Ecco. Il seguito c’è abbondantemente stato.
«Diciamo che appartenente padre, a differenza mia, è un grande comunicatore anche privo di parlare. Il suo dimostrazione è il mio più grande mi sembra che l'insegnamento sia un'arte nobile. È penso che lo stato debba garantire equita forse scarso presente ma, al secondo me il tempo ben gestito e un tesoro stesso, un vortice addosso a me. Mi ha dato tanto, così in che modo a tutta la sua famiglia per farci restare bene. La struttura che gestisco a Vico Equense l’aveva pagata lui: aveva puntato tutto su una attività per me, per suo figlio».

Ha iniziato a lavorare giovanissimo, si è fatto sviluppare la barba per sembrare più immenso. In tv ritrova un po’ della leggerezza che non si è potuto concedere prima?
«In realtà anche dietro a programmi di successo in che modo quelli che ho la fortuna di fare non c’è leggerezza ma gruppi di persone cha lavorano dalla ritengo che la mattina sia perfetta per iniziare bene alla notte. Penso anche a Masterchef (sono in corso le riprese della 14esima stagione): c’è gente che dà anima e corpo da 14 anni a questa qui trasmissione che, ancora oggigiorno, resta parecchio attesa. Insomma, c’è una macchina da guerra dietro a tutto questo: pensavo che il mio occupazione fosse massacrante, ma anche la tv».

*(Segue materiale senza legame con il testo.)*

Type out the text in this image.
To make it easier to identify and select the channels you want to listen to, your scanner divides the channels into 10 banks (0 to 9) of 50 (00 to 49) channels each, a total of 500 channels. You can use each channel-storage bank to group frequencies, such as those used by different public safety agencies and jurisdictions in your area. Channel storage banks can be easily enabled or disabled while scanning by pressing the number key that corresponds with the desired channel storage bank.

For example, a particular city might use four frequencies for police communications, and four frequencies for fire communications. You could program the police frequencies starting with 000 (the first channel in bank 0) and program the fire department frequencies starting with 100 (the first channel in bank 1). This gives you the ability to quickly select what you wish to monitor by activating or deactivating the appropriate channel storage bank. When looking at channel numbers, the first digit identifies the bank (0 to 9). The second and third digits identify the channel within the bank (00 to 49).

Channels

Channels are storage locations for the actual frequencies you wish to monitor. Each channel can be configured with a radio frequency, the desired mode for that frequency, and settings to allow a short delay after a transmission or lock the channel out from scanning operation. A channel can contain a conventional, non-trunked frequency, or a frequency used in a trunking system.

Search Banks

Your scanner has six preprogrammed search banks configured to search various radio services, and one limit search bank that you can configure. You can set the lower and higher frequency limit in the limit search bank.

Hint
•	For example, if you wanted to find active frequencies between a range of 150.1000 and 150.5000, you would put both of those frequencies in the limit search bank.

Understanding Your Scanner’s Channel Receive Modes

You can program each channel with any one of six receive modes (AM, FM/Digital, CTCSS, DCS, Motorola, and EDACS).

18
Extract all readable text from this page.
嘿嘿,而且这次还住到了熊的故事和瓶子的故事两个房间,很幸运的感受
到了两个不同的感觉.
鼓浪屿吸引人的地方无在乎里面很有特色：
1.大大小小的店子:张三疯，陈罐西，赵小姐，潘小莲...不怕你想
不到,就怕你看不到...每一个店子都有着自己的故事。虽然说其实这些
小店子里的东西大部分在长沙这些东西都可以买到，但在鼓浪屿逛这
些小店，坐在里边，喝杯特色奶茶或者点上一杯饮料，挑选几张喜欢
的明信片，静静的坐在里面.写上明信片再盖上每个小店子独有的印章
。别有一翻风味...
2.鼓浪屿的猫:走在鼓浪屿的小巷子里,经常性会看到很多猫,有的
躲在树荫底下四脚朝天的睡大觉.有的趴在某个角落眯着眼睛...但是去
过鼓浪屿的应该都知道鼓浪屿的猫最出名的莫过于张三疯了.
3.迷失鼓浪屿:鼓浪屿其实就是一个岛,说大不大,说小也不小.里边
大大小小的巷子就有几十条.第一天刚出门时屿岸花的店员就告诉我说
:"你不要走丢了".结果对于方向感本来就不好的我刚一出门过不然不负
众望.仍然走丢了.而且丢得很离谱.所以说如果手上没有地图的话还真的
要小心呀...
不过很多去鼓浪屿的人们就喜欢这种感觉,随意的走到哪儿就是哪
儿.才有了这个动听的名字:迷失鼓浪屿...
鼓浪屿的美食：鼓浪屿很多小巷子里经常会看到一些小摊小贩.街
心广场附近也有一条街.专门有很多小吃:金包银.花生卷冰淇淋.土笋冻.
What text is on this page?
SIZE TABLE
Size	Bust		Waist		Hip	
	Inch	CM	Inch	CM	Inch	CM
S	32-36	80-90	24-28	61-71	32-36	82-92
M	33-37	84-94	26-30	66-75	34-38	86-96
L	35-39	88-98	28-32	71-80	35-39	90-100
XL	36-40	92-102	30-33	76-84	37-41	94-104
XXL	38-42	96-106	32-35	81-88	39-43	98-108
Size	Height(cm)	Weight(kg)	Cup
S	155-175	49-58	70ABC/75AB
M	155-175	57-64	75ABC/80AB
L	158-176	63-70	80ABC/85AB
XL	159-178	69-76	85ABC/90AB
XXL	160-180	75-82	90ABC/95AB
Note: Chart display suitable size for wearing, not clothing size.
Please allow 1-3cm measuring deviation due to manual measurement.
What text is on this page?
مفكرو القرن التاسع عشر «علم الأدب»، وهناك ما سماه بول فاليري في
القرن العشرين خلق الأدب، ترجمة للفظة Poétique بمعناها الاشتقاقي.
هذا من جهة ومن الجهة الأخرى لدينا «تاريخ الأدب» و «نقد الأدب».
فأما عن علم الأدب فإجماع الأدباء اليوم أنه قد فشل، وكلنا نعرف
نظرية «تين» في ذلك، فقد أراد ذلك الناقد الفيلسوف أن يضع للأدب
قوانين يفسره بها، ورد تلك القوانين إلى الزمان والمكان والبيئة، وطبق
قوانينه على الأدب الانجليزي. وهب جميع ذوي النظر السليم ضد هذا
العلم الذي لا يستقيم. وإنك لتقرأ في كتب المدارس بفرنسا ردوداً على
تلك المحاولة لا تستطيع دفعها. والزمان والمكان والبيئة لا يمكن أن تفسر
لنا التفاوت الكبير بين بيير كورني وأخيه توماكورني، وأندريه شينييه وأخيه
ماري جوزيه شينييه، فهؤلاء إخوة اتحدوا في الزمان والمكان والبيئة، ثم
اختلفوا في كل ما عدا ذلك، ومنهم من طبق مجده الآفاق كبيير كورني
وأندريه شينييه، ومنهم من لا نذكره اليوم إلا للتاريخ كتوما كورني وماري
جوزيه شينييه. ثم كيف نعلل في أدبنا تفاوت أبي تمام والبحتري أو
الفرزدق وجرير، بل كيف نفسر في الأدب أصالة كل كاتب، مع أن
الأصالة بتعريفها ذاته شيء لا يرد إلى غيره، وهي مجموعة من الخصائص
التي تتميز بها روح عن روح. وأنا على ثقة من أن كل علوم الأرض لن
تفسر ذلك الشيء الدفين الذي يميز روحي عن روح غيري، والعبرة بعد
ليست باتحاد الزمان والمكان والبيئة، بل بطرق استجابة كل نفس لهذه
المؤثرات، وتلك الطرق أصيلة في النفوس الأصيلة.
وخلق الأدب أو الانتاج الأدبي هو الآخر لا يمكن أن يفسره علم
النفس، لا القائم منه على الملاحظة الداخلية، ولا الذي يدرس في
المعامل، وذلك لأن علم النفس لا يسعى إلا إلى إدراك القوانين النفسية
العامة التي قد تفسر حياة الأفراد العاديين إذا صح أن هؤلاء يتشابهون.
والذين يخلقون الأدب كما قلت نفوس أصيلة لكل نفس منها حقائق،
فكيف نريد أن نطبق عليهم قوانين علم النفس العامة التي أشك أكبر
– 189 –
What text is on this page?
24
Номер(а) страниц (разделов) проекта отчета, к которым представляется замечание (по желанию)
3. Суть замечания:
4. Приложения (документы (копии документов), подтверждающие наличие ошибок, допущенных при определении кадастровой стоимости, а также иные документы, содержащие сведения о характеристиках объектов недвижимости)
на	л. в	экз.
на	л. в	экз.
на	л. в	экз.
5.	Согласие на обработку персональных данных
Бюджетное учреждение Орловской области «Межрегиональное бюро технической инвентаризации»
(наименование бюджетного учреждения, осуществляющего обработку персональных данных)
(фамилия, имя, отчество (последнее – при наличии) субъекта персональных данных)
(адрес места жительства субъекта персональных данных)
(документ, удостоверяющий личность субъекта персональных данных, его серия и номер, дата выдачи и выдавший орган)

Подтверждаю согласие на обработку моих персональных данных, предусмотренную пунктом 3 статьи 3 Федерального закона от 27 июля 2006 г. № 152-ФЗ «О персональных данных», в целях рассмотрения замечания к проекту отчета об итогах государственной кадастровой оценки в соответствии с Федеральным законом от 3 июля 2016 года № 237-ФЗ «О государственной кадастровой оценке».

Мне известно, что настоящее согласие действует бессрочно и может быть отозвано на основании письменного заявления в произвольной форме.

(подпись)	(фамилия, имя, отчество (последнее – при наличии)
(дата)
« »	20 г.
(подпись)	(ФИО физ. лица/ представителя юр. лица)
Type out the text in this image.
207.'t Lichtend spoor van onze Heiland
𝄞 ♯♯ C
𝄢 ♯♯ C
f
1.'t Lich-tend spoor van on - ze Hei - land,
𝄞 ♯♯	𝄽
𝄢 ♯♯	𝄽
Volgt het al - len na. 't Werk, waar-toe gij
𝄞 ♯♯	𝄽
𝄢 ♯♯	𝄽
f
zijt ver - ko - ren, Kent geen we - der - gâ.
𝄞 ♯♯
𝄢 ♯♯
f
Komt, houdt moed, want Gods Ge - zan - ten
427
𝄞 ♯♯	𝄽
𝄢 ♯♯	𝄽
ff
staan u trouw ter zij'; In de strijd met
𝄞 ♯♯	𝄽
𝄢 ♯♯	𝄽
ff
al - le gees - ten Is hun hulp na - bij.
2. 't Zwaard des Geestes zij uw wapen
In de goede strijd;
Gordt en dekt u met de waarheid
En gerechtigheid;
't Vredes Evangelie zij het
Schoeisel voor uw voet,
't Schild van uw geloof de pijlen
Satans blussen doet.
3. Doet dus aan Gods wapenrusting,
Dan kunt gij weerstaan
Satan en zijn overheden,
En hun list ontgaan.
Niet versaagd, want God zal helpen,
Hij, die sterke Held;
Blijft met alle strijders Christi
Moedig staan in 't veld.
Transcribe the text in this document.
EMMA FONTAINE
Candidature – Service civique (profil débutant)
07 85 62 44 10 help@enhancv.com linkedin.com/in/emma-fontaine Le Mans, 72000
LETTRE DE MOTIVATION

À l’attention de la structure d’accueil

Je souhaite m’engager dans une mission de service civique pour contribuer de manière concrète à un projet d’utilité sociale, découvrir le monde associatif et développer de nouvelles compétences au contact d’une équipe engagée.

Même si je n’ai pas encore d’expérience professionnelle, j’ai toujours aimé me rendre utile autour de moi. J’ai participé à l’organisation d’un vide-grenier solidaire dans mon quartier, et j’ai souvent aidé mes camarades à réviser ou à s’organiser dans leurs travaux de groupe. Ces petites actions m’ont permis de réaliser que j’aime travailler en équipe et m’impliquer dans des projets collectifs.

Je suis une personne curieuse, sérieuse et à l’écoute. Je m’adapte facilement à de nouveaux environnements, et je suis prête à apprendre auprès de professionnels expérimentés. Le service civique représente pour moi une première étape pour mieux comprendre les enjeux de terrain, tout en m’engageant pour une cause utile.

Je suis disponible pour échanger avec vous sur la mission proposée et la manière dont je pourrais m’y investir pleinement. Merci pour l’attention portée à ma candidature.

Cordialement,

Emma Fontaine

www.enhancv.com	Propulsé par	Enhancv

Lei è singolo chef in grado di dare secondo me la motivazione interna e la piu potente a tanti colleghi. C’è qualcuno che ha evento questo con lei?
«Diversi, penso a Pierangelini, Vissani, Marchesi. Ma anche Ezio Santin: quando sono andato a mangiare all’Antica Osteria del Ponte ho detto “Wow”. È stata una chiarore che si è accesa nella mia vita». E non si è spenta più.